Writing for USA Today Tuesday, Vance explained that Trump had always hinted about a pardon for Stone, but it wasn't one, it was a commutation, because Stone didn't want to admit guilt for his role in the Russia scandal. Still, his conviction will stand, Vance explained, and Stone can return to the battle for his friend's political career. It might be a win for Stone and Trump but it's terrible for the rule of law, she explained.
The statement justifying the commutation made it clear that Trump is still fighting what he calls "the Russia Hoax," the well-documented efforts by Russia to tamper with the U.S. election in 2016.

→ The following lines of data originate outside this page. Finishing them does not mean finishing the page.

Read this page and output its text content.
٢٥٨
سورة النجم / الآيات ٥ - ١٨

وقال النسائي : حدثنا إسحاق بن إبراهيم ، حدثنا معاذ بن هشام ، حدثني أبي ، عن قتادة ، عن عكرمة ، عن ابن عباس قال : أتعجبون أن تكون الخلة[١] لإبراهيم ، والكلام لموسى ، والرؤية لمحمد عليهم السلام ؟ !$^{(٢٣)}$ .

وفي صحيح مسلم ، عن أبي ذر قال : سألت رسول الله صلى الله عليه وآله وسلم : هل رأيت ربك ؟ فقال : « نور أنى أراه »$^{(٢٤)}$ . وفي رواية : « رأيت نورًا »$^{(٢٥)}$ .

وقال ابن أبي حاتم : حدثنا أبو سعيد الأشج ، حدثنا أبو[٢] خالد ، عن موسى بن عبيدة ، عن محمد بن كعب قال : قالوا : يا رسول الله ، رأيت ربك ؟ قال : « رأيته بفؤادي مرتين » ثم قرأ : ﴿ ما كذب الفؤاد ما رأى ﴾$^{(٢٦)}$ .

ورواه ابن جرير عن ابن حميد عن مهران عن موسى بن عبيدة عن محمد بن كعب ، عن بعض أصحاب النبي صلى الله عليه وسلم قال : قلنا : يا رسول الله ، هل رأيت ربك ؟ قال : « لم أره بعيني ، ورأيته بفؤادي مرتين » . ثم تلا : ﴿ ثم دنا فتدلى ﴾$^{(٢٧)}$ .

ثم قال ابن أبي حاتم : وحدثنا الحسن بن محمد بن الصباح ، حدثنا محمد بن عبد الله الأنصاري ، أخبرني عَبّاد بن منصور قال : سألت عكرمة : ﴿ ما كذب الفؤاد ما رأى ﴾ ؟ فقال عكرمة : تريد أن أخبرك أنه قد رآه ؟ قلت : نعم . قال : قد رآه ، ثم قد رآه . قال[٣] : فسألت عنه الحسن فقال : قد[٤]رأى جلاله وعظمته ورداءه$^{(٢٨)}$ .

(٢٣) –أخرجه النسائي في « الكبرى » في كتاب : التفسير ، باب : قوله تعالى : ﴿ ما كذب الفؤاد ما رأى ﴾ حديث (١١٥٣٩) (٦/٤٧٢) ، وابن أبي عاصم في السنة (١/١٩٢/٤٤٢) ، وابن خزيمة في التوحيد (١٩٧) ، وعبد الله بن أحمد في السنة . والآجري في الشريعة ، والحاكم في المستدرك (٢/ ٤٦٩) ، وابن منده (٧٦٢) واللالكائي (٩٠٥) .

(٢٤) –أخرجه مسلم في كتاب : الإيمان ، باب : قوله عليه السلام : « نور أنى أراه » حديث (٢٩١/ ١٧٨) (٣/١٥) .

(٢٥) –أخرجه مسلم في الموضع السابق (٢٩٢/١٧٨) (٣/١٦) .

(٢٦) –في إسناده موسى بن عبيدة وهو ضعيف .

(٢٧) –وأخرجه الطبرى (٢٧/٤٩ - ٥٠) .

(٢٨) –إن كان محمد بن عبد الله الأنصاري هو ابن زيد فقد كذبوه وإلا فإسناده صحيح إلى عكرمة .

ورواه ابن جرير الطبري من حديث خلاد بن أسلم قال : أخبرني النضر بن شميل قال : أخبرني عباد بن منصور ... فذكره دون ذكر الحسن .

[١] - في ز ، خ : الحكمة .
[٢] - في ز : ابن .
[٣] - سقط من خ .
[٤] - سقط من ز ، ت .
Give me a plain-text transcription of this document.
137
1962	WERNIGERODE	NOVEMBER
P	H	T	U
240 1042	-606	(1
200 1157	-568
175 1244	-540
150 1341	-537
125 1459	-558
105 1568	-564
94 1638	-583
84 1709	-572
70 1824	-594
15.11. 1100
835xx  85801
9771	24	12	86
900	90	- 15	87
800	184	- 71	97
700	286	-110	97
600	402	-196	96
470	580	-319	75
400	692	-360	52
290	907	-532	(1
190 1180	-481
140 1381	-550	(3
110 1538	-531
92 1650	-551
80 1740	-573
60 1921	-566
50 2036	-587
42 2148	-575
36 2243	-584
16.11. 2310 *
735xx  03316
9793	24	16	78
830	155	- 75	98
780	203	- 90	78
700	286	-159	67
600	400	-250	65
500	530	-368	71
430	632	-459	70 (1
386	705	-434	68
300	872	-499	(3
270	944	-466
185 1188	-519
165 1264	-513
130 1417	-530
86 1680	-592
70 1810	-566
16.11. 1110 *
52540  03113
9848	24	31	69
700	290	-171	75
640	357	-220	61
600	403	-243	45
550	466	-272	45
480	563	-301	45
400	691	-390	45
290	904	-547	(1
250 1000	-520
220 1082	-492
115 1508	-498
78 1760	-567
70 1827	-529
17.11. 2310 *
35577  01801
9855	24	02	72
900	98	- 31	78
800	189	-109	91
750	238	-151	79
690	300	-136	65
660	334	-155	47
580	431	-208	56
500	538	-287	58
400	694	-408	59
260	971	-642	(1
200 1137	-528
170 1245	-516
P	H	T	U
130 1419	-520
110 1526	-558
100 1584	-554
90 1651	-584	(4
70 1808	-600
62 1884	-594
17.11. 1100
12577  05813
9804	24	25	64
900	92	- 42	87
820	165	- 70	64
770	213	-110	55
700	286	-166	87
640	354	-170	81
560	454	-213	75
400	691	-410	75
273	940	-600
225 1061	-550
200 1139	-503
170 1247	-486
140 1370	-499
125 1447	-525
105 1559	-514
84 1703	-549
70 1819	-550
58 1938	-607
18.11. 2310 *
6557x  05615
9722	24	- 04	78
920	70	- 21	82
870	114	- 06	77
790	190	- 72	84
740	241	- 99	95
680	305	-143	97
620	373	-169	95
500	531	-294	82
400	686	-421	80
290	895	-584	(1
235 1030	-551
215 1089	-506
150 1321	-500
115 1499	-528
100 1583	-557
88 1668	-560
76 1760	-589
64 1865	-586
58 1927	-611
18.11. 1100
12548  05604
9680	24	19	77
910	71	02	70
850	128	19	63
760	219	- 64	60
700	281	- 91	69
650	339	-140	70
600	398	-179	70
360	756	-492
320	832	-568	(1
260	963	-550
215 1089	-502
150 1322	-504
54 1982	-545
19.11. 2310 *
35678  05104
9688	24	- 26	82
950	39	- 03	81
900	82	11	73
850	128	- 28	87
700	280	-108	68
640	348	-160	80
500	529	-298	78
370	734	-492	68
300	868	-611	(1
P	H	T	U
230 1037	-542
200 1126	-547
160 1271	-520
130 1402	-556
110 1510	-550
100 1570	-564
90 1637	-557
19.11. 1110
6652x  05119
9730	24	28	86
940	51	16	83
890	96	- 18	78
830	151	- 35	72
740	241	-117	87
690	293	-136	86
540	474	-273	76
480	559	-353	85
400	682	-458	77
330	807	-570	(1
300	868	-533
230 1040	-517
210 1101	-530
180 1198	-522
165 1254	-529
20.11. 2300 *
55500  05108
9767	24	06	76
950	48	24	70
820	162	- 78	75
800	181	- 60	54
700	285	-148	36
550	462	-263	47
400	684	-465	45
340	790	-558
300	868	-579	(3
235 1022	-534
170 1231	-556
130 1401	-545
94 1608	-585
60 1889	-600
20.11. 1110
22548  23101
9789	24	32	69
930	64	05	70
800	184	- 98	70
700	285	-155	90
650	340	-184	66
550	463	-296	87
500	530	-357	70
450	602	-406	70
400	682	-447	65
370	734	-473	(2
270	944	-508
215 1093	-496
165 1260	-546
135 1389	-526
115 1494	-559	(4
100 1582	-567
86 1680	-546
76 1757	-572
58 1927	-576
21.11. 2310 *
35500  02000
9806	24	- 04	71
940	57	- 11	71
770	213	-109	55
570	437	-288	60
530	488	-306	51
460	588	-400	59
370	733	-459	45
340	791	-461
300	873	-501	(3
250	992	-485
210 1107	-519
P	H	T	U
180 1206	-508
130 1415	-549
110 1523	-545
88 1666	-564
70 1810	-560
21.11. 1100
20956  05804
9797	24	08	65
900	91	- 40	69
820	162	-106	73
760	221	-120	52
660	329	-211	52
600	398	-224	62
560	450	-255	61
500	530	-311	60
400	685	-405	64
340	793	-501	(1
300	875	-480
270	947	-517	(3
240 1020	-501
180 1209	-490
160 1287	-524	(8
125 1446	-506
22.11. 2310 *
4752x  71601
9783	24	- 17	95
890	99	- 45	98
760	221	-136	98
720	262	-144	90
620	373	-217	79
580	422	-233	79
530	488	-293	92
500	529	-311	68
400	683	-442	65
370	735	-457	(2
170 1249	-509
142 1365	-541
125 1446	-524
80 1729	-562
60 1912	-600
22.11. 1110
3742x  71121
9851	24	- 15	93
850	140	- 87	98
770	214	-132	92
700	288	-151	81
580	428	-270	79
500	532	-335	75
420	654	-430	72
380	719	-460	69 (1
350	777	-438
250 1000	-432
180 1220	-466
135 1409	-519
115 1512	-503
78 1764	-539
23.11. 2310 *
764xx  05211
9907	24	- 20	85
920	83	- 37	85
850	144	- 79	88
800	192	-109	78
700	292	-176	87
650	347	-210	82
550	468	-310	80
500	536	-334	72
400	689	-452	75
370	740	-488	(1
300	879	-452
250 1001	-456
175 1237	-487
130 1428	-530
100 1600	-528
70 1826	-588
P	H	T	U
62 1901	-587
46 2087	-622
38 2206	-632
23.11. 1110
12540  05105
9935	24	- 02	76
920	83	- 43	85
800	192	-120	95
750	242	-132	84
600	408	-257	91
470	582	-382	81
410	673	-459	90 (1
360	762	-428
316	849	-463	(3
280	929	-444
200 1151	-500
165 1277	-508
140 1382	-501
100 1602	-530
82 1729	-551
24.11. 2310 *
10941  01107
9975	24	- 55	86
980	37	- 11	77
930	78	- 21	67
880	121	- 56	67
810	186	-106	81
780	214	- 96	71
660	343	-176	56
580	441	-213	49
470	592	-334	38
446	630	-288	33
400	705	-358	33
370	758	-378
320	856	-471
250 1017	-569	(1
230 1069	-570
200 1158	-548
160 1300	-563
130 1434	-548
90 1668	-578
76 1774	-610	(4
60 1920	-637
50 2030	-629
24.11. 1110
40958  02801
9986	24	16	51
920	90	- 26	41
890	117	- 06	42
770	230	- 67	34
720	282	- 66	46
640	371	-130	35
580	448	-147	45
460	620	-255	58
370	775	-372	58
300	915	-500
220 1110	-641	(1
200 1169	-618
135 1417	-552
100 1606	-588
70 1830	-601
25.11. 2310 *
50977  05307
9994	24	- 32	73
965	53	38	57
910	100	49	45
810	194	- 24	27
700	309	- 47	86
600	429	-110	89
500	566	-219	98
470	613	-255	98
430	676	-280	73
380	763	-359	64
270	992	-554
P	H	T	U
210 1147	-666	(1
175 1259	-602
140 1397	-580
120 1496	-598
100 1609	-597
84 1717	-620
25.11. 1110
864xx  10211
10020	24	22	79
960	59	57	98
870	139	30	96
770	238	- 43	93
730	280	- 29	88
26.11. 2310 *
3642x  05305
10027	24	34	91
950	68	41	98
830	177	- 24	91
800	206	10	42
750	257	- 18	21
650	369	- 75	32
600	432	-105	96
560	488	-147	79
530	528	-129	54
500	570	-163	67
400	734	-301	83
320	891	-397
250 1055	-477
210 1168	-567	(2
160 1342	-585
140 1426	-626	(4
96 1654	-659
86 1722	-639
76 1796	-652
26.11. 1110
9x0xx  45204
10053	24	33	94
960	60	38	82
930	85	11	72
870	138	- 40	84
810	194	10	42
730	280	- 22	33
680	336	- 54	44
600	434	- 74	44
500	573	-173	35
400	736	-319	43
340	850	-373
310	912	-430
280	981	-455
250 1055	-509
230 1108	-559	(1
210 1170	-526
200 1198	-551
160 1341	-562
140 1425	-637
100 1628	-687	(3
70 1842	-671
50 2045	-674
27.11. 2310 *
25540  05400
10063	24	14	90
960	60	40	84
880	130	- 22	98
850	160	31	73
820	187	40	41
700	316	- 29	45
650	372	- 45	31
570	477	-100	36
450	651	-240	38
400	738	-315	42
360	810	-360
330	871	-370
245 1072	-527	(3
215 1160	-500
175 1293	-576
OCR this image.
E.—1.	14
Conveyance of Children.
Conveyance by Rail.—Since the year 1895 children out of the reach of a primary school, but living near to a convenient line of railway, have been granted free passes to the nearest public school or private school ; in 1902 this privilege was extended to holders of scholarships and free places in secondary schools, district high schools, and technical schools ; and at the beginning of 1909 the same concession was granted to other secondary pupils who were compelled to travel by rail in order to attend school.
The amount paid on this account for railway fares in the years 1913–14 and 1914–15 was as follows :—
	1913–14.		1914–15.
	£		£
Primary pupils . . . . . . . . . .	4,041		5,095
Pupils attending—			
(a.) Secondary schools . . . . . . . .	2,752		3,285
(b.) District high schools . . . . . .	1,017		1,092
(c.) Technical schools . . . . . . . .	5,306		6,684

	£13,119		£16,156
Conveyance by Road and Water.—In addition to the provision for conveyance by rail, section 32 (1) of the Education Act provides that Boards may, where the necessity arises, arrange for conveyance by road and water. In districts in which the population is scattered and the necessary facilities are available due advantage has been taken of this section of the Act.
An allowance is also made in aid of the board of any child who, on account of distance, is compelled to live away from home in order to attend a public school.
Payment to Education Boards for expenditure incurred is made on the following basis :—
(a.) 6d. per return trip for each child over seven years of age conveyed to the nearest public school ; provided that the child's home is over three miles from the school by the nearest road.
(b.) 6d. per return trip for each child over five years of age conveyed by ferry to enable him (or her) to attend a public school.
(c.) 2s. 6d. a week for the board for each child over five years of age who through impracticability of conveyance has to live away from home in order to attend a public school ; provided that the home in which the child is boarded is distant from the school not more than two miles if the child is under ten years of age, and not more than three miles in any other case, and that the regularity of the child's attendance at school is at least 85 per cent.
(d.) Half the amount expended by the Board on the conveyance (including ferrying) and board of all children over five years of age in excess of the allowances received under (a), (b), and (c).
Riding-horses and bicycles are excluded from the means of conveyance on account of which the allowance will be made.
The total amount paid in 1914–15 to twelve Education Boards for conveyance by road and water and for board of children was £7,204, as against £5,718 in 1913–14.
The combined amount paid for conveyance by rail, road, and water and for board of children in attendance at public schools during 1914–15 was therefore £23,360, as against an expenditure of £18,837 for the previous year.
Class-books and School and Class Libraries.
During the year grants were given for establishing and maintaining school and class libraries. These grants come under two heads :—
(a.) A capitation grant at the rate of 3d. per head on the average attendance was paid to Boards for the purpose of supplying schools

"Trump rewarded the man who lied to protect him from criminal investigation and congressional oversight, a shameless abuse of the presidential pardon power. Permitting Stone to avoid prison for seven felony convictions involving Trump’s campaign was the ultimate act of lawlessness," wrote Vance.
It was enough to almost make former special counsel Robert Mueller care. In carefully chose language, Mueller made it clear that his investigation found Trump's “campaign expected it would benefit electorally from information stolen and released through Russian efforts," Vance cited.
"This carefully chosen language says out loud what Trump has worked so hard to deny," she explained, noting Trump's statement was another effort to convince his followers that he didn't do anything wrong in 2016.
"If Mueller’s team had any hunger for splashy headlines, they could have easily provoked them," said Vance, noting that Mueller still remained silent and "professional."
"Prosecutors may get frustrated in the face of witnesses who withhold the truth, but malice has nothing to do with their prosecutions, and the unanimous verdict of the jury that convicted Stone on seven charges substantiates that," she wrote.
"It is painful but necessary to review the lies and self-serving rationales he offers to justify his perversion of justice and disguise the quid pro quo that is Stone’s reward for concealing the truth," said Vance. "Too often, Trump’s misdeeds run into each other with such speed, we are on to the next one before we can fully reflect on its significance. But the Stone commutation is uniquely awful because it is a direct attempt by the president to protect himself. It is a shocking betrayal of American ideals, and we cannot let it get lost in the undertow of whatever distraction comes next."
She closed by explaining that it isn't unusual to hear Trump attack the Justice Department that he controls.
Trump's statement read: "Roger Stone has already suffered greatly. He was treated very unfairly, as were many others in this case. Roger Stone is now a free man!"
Something Vance called "equally deceptive."
"Despite his obligation to protect the country from all enemies foreign and domestic, Trump trots out the tired lie of the 'Russia Hoax' to dismiss Russian interference in our 2016 election and justify commuting Stone’s sentence," Vance wrote.
Regardless of what Trump claims, the FBI opened a counterintelligence investigation, "fortunately, the FBI opened a counterintelligence investigation into it, and rightly so if our elections are to have the chance to remain fair and free..."
"Once credible allegations of foreign interference in a U.S. election came to light, it would have been unthinkable for the FBI not to investigate," said Vance. "And far from collusion being a fantasy, Stone emerged as a central figure in the Russia investigation. Mueller, who was consistently conservative in his estimation of what the evidence could prove, nonetheless was confident in saying that Stone “communicated in 2016 with individuals known to us to be Russian intelligence officers, and he claimed advance knowledge of WikiLeaks’ release of emails stolen by those Russian intelligence officers.”
Vance closed by saying that Mueller may have been blocked from proving Trump was part of a conspiracy between his campaign and Russia, still, there's more than enough information for the public to reach a logical conclusion, she explained.
"Trump provided the linchpin himself, commuting the sentence of the man who lied to protect him," she wrote. Why would Stone lie to Congress unless there was something important to lie about? And even Trump wouldn’t run the political risk of rewarding a witness who lied on his behalf, with an election on the horizon — unless the damage Stone could do to Trump, if he decided to cooperate to spare himself from prison, was substantial."
In the end, Roger Stone knows far too much for Donald Trump to let him spend even one night in prison.
"Stone has always known that. The final piece of evidence Mueller didn’t have, but that the American people now possess — Trump provided it himself when he commuted Stone’s sentence," she said.